You knew the part about “no rush to judgment” was in there somewhere, didn’t you?

But I’ll bet we’re all at least a little surprised that Baker gave himself away by leaving that phrase at the end of the sentence.

If he had just said, “There is no rush to judgment here,” left it at that and moved on, things would be fine right now.

Baker’s supporters, who assure us he and they are fair-minded and would never descend to prejudgments, would be using the sentence to help them defend Baker from the many on campus, including faculty colleagues, who say his letter is an embarrassment to him and the university.


Let’s leave Baker and those like him and go on to Provost Lange’s letter which I’m publishing in full.
________________________________________________________
Monday, April 3, 2006

Houston,

I have delayed responding to your letter until now to provide me the time for a measured response. That time has now transpired.

I cannot tell you how disappointed, saddened and appalled I was to receive this letter from you.

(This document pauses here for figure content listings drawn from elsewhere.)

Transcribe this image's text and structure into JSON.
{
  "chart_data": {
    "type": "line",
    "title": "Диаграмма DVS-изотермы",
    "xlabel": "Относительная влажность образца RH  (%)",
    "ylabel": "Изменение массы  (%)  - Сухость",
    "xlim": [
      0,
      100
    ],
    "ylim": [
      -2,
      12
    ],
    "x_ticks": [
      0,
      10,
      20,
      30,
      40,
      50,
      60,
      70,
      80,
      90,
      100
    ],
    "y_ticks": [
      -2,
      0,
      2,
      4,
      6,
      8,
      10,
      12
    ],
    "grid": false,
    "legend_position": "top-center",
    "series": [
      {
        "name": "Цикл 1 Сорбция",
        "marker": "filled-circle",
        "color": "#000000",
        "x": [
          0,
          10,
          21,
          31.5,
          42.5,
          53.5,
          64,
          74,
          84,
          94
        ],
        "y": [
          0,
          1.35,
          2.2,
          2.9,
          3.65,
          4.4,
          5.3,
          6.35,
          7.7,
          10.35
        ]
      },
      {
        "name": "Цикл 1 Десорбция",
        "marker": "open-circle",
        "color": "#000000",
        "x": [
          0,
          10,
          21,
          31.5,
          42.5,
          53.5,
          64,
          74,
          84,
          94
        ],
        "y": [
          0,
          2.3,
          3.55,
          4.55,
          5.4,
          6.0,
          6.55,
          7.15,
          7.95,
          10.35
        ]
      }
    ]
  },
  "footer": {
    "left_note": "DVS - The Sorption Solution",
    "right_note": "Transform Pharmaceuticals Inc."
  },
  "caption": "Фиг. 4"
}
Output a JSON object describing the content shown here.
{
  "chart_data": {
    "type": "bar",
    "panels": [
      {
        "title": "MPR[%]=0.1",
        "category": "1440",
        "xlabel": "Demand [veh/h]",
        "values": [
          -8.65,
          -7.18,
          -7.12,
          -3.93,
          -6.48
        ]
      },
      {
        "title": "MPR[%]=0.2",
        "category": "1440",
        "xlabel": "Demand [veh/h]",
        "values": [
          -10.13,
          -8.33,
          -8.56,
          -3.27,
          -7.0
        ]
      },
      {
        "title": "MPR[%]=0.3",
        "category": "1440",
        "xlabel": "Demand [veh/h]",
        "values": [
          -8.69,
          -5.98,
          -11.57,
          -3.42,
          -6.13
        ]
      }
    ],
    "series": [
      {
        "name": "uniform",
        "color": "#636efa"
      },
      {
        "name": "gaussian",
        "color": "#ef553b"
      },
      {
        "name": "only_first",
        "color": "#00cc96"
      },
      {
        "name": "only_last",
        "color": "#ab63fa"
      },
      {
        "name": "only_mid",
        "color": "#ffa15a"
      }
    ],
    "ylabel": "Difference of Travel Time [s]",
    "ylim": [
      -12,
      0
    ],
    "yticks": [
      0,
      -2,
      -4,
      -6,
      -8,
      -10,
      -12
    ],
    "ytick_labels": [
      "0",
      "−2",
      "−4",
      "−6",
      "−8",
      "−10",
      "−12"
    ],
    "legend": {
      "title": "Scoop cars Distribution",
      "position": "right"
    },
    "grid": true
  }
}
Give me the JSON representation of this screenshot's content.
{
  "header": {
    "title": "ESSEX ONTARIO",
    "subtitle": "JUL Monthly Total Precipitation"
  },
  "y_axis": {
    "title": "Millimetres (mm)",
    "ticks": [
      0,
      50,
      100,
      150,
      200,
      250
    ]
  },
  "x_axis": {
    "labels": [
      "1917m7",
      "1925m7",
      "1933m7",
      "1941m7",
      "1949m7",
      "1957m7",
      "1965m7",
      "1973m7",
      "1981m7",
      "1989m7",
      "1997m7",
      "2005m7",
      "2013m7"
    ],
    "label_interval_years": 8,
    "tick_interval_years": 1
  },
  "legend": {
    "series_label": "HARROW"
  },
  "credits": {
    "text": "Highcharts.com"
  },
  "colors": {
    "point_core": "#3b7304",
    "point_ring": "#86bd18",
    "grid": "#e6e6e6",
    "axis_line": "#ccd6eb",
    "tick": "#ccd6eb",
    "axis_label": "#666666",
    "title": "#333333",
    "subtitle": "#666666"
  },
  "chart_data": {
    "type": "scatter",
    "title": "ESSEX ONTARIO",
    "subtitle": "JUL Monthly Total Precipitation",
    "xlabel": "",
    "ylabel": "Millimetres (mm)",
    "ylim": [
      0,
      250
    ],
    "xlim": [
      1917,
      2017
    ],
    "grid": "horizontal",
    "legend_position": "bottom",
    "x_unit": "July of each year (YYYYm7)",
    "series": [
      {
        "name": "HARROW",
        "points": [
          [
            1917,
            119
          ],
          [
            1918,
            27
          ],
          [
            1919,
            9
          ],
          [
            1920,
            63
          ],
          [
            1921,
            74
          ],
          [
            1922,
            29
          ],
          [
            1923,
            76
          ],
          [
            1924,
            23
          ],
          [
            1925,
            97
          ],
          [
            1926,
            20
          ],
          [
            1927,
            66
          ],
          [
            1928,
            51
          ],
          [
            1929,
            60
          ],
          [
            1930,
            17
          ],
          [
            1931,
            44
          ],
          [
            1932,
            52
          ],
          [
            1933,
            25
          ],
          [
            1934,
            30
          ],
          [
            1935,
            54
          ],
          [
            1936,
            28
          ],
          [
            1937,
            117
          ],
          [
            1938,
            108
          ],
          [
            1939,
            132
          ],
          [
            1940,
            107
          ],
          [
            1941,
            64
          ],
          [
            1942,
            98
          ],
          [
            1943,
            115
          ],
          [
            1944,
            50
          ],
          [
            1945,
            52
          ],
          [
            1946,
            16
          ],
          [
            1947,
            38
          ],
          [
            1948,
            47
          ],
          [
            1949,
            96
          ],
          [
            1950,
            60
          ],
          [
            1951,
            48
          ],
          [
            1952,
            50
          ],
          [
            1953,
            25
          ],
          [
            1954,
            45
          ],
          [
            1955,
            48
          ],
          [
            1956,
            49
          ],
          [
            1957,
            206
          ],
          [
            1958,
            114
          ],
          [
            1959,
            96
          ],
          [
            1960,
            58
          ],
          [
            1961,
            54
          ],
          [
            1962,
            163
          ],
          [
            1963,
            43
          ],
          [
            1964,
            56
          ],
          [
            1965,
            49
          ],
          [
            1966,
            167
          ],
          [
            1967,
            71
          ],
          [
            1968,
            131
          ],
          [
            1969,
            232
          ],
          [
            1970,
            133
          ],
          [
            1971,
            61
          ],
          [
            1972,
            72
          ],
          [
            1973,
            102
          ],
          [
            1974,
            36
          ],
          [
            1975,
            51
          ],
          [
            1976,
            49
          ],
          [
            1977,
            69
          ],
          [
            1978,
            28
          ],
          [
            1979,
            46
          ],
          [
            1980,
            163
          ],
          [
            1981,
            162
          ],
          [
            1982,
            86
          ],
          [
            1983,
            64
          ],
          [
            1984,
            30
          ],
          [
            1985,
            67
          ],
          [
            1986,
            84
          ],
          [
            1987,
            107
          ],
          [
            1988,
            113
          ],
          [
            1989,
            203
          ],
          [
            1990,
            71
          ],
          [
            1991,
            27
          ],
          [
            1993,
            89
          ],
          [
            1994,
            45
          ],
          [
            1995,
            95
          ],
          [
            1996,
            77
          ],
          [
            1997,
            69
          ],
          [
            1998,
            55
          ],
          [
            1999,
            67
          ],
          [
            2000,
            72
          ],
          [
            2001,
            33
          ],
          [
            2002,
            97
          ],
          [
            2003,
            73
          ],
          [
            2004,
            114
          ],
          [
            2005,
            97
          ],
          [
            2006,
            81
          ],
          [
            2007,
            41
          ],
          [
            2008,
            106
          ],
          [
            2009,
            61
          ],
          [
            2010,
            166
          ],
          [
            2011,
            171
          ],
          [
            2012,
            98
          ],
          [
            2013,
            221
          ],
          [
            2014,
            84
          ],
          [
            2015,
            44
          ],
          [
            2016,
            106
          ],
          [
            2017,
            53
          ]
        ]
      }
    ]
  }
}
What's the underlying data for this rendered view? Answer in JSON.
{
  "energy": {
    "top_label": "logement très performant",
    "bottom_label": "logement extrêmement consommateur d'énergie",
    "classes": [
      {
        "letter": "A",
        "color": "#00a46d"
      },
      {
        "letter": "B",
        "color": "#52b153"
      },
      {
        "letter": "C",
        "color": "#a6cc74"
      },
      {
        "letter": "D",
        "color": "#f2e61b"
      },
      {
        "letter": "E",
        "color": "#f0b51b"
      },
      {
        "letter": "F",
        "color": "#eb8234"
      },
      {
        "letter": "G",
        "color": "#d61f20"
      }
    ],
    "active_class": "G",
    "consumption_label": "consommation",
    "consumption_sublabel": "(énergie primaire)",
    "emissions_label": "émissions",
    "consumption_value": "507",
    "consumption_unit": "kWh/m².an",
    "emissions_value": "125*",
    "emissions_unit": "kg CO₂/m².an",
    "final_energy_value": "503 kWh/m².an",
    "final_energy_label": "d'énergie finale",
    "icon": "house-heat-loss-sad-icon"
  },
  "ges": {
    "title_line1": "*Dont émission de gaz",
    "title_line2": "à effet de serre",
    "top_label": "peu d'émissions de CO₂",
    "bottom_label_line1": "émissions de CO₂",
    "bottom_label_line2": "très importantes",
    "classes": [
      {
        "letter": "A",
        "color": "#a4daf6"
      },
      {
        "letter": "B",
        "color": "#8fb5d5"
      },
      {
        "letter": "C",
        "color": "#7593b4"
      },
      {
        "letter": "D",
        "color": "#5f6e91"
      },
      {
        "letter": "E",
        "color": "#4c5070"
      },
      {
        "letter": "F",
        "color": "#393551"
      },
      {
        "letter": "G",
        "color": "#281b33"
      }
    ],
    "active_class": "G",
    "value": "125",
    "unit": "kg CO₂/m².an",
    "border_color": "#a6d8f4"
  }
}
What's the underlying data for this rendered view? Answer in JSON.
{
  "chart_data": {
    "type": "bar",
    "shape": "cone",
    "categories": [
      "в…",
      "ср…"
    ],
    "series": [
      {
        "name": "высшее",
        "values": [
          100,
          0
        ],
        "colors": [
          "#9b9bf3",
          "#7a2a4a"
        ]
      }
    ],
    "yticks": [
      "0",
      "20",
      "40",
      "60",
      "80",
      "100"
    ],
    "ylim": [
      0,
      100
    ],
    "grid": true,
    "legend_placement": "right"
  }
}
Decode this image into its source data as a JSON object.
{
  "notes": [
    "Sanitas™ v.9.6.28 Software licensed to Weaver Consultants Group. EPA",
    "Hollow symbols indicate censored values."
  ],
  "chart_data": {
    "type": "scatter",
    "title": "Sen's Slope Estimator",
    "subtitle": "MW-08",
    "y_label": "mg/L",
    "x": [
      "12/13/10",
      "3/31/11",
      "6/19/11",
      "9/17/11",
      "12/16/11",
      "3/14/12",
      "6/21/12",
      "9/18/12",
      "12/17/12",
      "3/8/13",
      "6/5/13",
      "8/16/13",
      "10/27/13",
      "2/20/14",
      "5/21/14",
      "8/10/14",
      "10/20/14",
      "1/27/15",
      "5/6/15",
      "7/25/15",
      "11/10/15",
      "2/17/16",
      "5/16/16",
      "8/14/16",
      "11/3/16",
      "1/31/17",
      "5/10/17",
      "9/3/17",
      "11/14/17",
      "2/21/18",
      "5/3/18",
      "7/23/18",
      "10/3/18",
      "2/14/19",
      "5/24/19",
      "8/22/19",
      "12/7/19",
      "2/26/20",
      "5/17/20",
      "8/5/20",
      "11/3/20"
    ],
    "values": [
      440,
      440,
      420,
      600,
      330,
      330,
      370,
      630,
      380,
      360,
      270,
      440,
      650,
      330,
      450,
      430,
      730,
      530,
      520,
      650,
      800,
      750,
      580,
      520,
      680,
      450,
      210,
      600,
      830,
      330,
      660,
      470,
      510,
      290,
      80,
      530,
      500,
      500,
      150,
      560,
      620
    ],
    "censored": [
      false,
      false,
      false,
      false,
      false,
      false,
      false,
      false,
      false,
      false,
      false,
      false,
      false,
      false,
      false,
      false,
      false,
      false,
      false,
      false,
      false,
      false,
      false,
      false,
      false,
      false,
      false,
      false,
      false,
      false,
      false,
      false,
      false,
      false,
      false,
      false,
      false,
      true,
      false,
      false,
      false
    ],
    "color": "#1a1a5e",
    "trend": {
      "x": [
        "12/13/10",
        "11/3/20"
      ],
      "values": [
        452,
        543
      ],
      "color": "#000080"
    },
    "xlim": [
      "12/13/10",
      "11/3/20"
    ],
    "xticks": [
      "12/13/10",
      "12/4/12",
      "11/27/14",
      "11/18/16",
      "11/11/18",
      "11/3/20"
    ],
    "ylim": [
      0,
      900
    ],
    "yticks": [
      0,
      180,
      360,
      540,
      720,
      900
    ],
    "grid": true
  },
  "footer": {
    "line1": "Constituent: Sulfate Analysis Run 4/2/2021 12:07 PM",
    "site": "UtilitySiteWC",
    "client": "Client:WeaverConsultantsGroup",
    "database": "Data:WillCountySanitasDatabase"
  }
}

A form of prejudice - one felt so often by minorities whether they be African American, Jewish or other - is the act of prejudgment: to presume that one knows something "must" have been done by or done to someone because of his or her race, religion or other characteristic. In the United States our sad racial history is laced with such incidents, only fully brought to light in the recent past and undoubtedly there are uncounted numbers of such incidents not yet, or ever to be, known.

We do not know much about the worst of what may have happened in the incident that has inflamed our community; this is acknowledged even by you. If these things did occur, they are of the most heinous nature and will deserve to be punished to the fullest that the law and our own judicial procedures allow.

It is also the case that the leadership of the University in whom you claim to have no confidence, has acknowledged the seriousness of the things that are known and is seeking through many venues, conversations and efforts to take measure of the deeper issues that are revealed by those known events and what they say about the values in our community. Many urge on us faster action, greater efforts, intensified passion. We are hearing these voices, because we recognize that there is a hunger in our community for fuller understanding and for action. We are responding by multiplying our conversations, accelerating our search for the right actions to be implemented now and into the future, speaking out more clearly.

That our pace will still disappoint some is undoubted, but we will not rush to judgment nor will we take precipitous actions which, symbolically satisfying as they may be, assuage passions but do little to remedy the deeper problems. These problems will certainly be easier, but not easy, to understand than they will be to repair.

The latter will take less rhetoric and more hard work, less quick judgment and more reasoned intervention, less playing to the crowd, than entering the hearts and lives of those whose education we are charged to promote and who we must treat as an integral part of the community we wish to restore and heal.

Sadly, letters like yours do little to advance our common cause.

Since you shared your letter more broadly, I feel compelled to do likewise. My response speaks for itself and I have no intention of elaborating on it further.

Peter

Peter Lange
Provost Duke University
______________________________________________

What a wonderful letter. I hope you share it with friends. You can find a link to it here. Immediately following Lange’s letter is a copy of Baker’s letter. So you get two for one.

And isn't it sad that media who tell us they want to present "both sides" give so much attention to Baker's letter and so little to Lange's.

Because so many in the media have been tilting one way regarding various aspects of what was already a complex and tragic situation, that situation has been made much worse.

2 comments:

Anonymous said...

They'll Summers him.

-AC

Anonymous said...

Three cheers and one cheer more for Peter Lange. He calmly and forthrightly gives Houston Baker a lesson in leadership. Baker's simplistic, shallow thinking is all too common in today's academia. And what is this blather about "sentimental legalisms" coming from Baker? I don't think presumption of innocence is a sentimental legalism -- at least, not yet in an America ruled by law.